Album two sees New York’s Simone Felice once again mark himself out as a lyricist and songwriter of real distinction
ew York songwriter and poet Simone Felice cut his musical teeth as the drummer in the Felice Brothers, alongside siblings James and Ian. Following the band’s hiatus in 2009, Felice released two acclaimed albums with his friend Robert Burke under the moniker Duke & The King. However, it wasn’t until 2012, a full six years after the first Felice Brothers record, that Simone ventured into solo territory.
The frequently sombre Simone Felice saw echoes of Bob Dylan and Bruce Springsteen’s storytelling, with the folk of America wrung from Felice’s delicate, wounded voice set to a backdrop of frosty country and americana. While follow-up Strangers may have lost none of the literacy of its predecessor, it happily sheds some of its sorrow for a less harrowed tone.
That much is evident from opener Molly-O!, with Felice sounding more like The Boss than ever, before breaking into a chorus that rings with the influence of folk-rock luminary Wesley Schultz. However its twinkling melodies make it something of a false prophecy, for Felice is not happy on Strangers… he’s simply content.
“Gettysburg has the air of a man happier with his lot”
This can be heard on Running Through My Head, a mixture of Live’s Throwing Copper and R.E.M’s Out Of Time, albums that traded in an everyday malaise, rather than a lumbering despair. Gettysburg, too, has the air of a man happier with his lot, rather than seeking digging holes in which to bury himself in. Here Felice asks listeners to “come on down if you can”: it’s a sort of arms-around-each-other number, one to carry you through a slightly less sprightly summer than you’d hoped for. This is a sentiment that’s repeated in Bastille Day.
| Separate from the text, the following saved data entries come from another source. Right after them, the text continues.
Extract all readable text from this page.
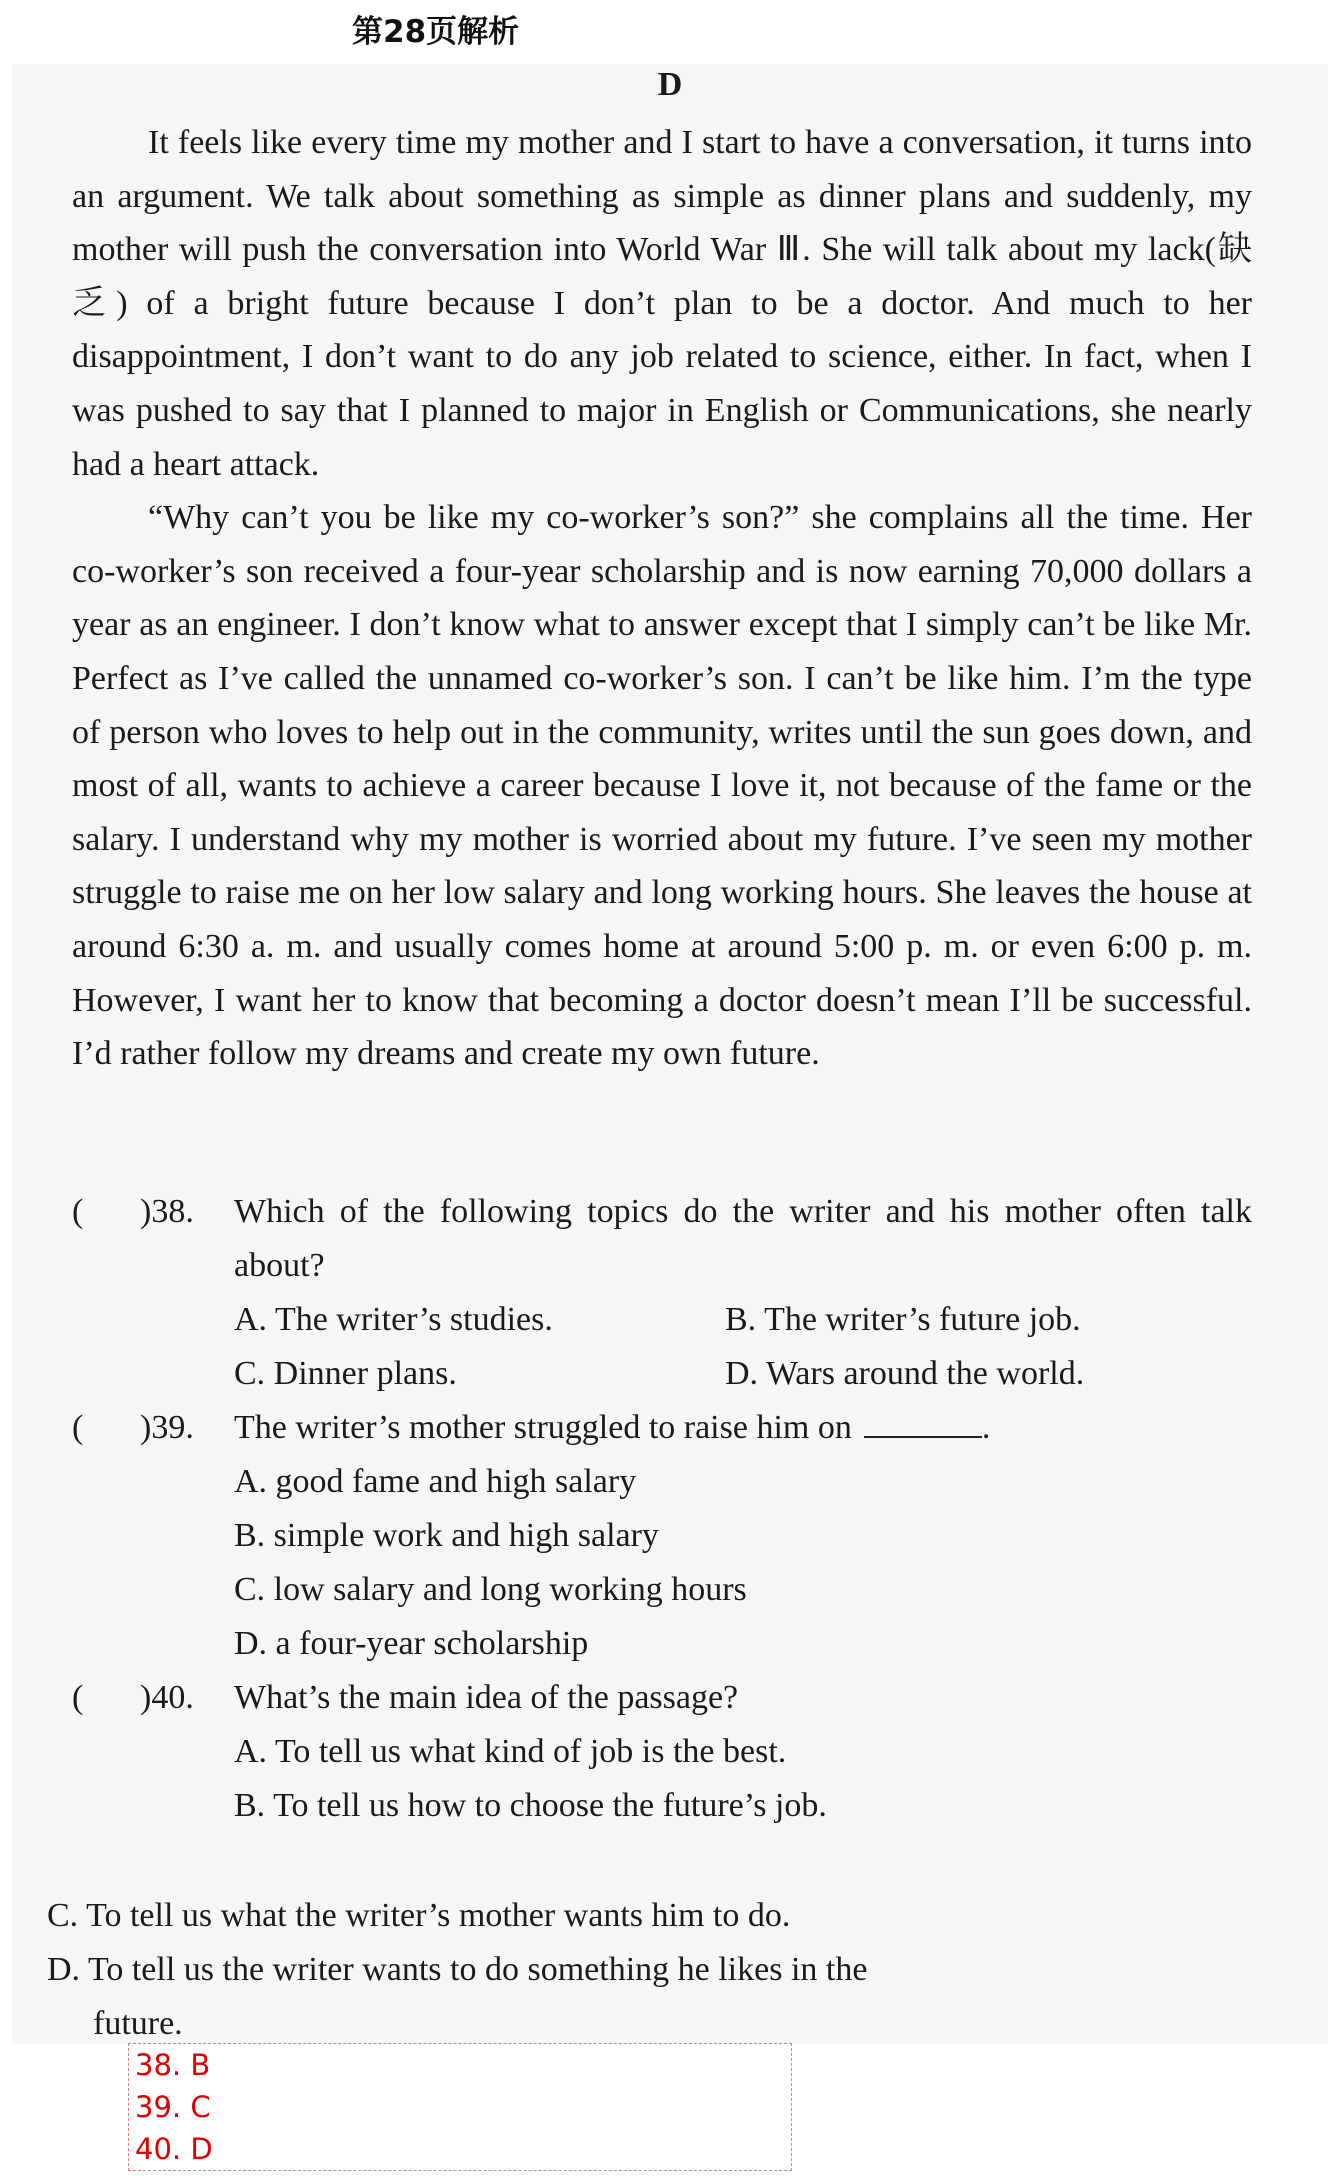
第28页解析
D

It feels like every time my mother and I start to have a conversation, it turns into an argument. We talk about something as simple as dinner plans and suddenly, my mother will push the conversation into World War Ⅲ. She will talk about my lack(缺乏) of a bright future because I don’t plan to be a doctor. And much to her disappointment, I don’t want to do any job related to science, either. In fact, when I was pushed to say that I planned to major in English or Communications, she nearly had a heart attack.

“Why can’t you be like my co-worker’s son?” she complains all the time. Her co-worker’s son received a four-year scholarship and is now earning 70,000 dollars a year as an engineer. I don’t know what to answer except that I simply can’t be like Mr. Perfect as I’ve called the unnamed co-worker’s son. I can’t be like him. I’m the type of person who loves to help out in the community, writes until the sun goes down, and most of all, wants to achieve a career because I love it, not because of the fame or the salary. I understand why my mother is worried about my future. I’ve seen my mother struggle to raise me on her low salary and long working hours. She leaves the house at around 6:30 a. m. and usually comes home at around 5:00 p. m. or even 6:00 p. m. However, I want her to know that becoming a doctor doesn’t mean I’ll be successful. I’d rather follow my dreams and create my own future.

( )38. Which of the following topics do the writer and his mother often talk about?
A. The writer’s studies.	B. The writer’s future job.
C. Dinner plans.	D. Wars around the world.
( )39. The writer’s mother struggled to raise him on	.
A. good fame and high salary
B. simple work and high salary
C. low salary and long working hours
D. a four-year scholarship
( )40. What’s the main idea of the passage?
A. To tell us what kind of job is the best.
B. To tell us how to choose the future’s job.
C. To tell us what the writer’s mother wants him to do.
D. To tell us the writer wants to do something he likes in the
future.
38. B
39. C
40. D
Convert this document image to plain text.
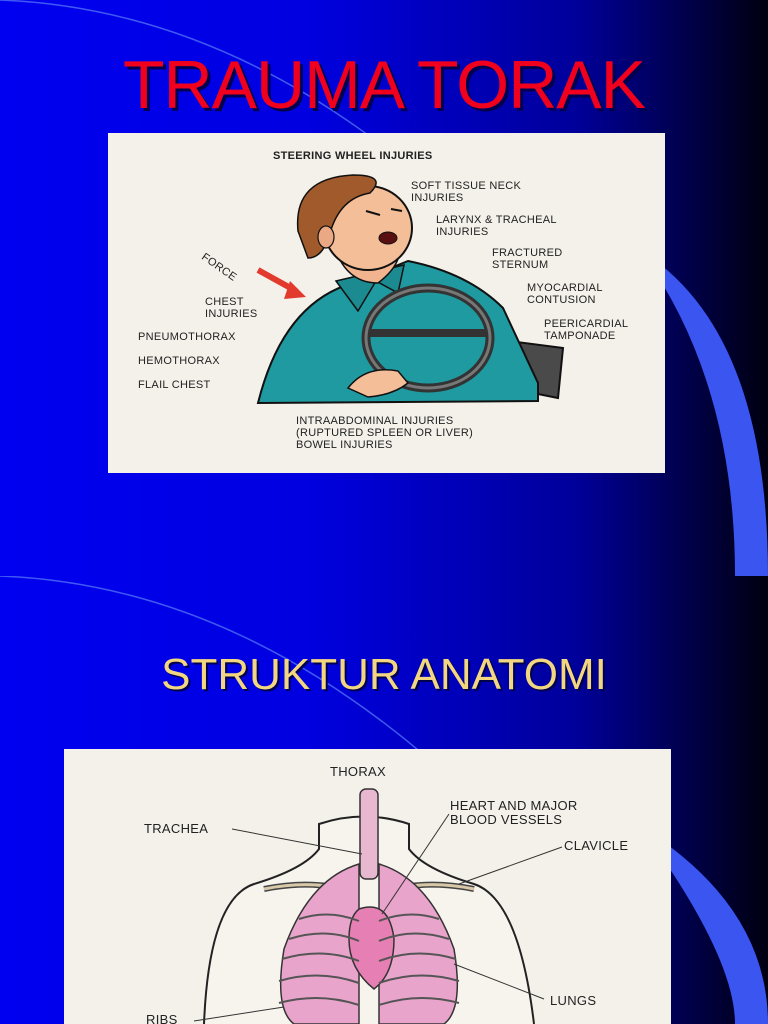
TRAUMA TORAK
STEERING WHEEL INJURIES
SOFT TISSUE NECK
INJURIES
LARYNX & TRACHEAL
INJURIES
FRACTURED
STERNUM
MYOCARDIAL
CONTUSION
PEERICARDIAL
TAMPONADE
FORCE
CHEST
INJURIES
PNEUMOTHORAX
HEMOTHORAX
FLAIL CHEST
INTRAABDOMINAL INJURIES
(RUPTURED SPLEEN OR LIVER)
BOWEL INJURIES
STRUKTUR ANATOMI
THORAX
HEART AND MAJOR
BLOOD VESSELS
TRACHEA
CLAVICLE
LUNGS
RIBS
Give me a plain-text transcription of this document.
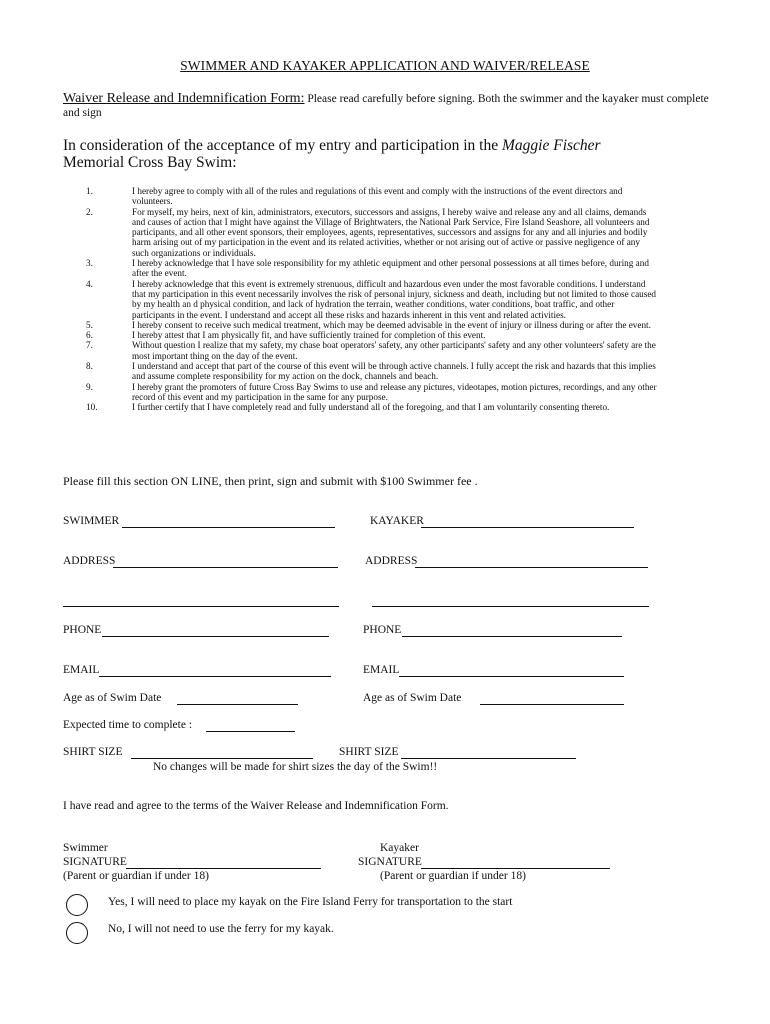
SWIMMER AND KAYAKER APPLICATION AND WAIVER/RELEASE
Waiver Release and Indemnification Form: Please read carefully before signing. Both the swimmer and the kayaker must complete and sign
In consideration of the acceptance of my entry and participation in the Maggie Fischer
Memorial Cross Bay Swim:
1.	I hereby agree to comply with all of the rules and regulations of this event and comply with the instructions of the event directors and volunteers.
2.	For myself, my heirs, next of kin, administrators, executors, successors and assigns, I hereby waive and release any and all claims, demands and causes of action that I might have against the Village of Brightwaters, the National Park Service, Fire Island Seashore, all volunteers and participants, and all other event sponsors, their employees, agents, representatives, successors and assigns for any and all injuries and bodily harm arising out of my participation in the event and its related activities, whether or not arising out of active or passive negligence of any such organizations or individuals.
3.	I hereby acknowledge that I have sole responsibility for my athletic equipment and other personal possessions at all times before, during and after the event.
4.	I hereby acknowledge that this event is extremely strenuous, difficult and hazardous even under the most favorable conditions. I understand that my participation in this event necessarily involves the risk of personal injury, sickness and death, including but not limited to those caused by my health an d physical condition, and lack of hydration the terrain, weather conditions, water conditions, boat traffic, and other participants in the event. I understand and accept all these risks and hazards inherent in this vent and related activities.
5.	I hereby consent to receive such medical treatment, which may be deemed advisable in the event of injury or illness during or after the event.
6.	I hereby attest that I am physically fit, and have sufficiently trained for completion of this event.
7.	Without question I realize that my safety, my chase boat operators' safety, any other participants' safety and any other volunteers' safety are the most important thing on the day of the event.
8.	I understand and accept that part of the course of this event will be through active channels. I fully accept the risk and hazards that this implies and assume complete responsibility for my action on the dock, channels and beach.
9.	I hereby grant the promoters of future Cross Bay Swims to use and release any pictures, videotapes, motion pictures, recordings, and any other record of this event and my participation in the same for any purpose.
10.	I further certify that I have completely read and fully understand all of the foregoing, and that I am voluntarily consenting thereto.
Please fill this section ON LINE, then print, sign and submit with $100 Swimmer fee .
SWIMMER	KAYAKER
ADDRESS	ADDRESS
PHONE	PHONE
EMAIL	EMAIL
Age as of Swim Date	Age as of Swim Date
Expected time to complete :
SHIRT SIZE	SHIRT SIZE
No changes will be made for shirt sizes the day of the Swim!!
I have read and agree to the terms of the Waiver Release and Indemnification Form.
Swimmer
SIGNATURE
(Parent or guardian if under 18)
Kayaker
SIGNATURE
(Parent or guardian if under 18)
Yes, I will need to place my kayak on the Fire Island Ferry for transportation to the start
No, I will not need to use the ferry for my kayak.
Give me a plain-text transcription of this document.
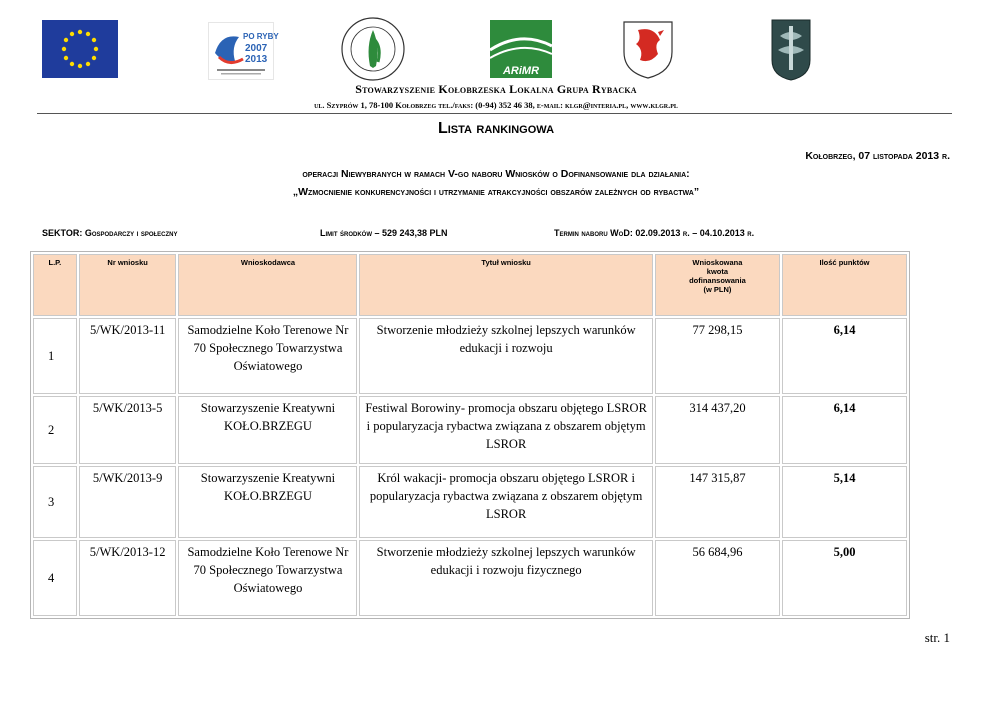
PO RYBY
2007
2013
ARiMR
Stowarzyszenie Kołobrzeska Lokalna Grupa Rybacka
ul. Szyprów 1, 78-100 Kołobrzeg tel./faks: (0-94) 352 46 38, e-mail: klgr@interia.pl, www.klgr.pl
Lista rankingowa
Kołobrzeg, 07 listopada 2013 r.
operacji Niewybranych w ramach V-go naboru Wniosków o Dofinansowanie dla działania:
„Wzmocnienie konkurencyjności i utrzymanie atrakcyjności obszarów zależnych od rybactwa”
SEKTOR: Gospodarczy i społeczny	Limit środków – 529 243,38 PLN	Termin naboru WoD: 02.09.2013 r. – 04.10.2013 r.
L.P.	Nr wniosku	Wnioskodawca	Tytuł wniosku	Wnioskowana
kwota
dofinansowania
(w PLN)	Ilość punktów
1	5/WK/2013-11	Samodzielne Koło Terenowe Nr 70 Społecznego Towarzystwa Oświatowego	Stworzenie młodzieży szkolnej lepszych warunków edukacji i rozwoju	77 298,15	6,14
2	5/WK/2013-5	Stowarzyszenie Kreatywni KOŁO.BRZEGU	Festiwal Borowiny- promocja obszaru objętego LSROR i popularyzacja rybactwa związana z obszarem objętym LSROR	314 437,20	6,14
3	5/WK/2013-9	Stowarzyszenie Kreatywni KOŁO.BRZEGU	Król wakacji- promocja obszaru objętego LSROR i popularyzacja rybactwa związana z obszarem objętym LSROR	147 315,87	5,14
4	5/WK/2013-12	Samodzielne Koło Terenowe Nr 70 Społecznego Towarzystwa Oświatowego	Stworzenie młodzieży szkolnej lepszych warunków edukacji i rozwoju fizycznego	56 684,96	5,00
str. 1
Felice’s self-titled debut won fans for its eloquent tales of woe and though there’s less anguish on Strangers, he still finds time to tackle darker subjects. Closer Gallows takes the lyrical theme of a public hanging and is narrated by the condemned man. Much as in Patrick Süskind’s macabre fantasy novel Perfume, the crowd jostle for a position at the front. Unlike Süskind’s tale though, the climax sees no orgy of hedonism. Instead Felice’s protagonist sees the “ladder” descend from heaven, “light as a sparrow” as he’s “on his way” to peace.
Strangers is another finely crafted piece of songwriting that sees Felice once again displaying his lyrical gift and skill for melding Americana and country.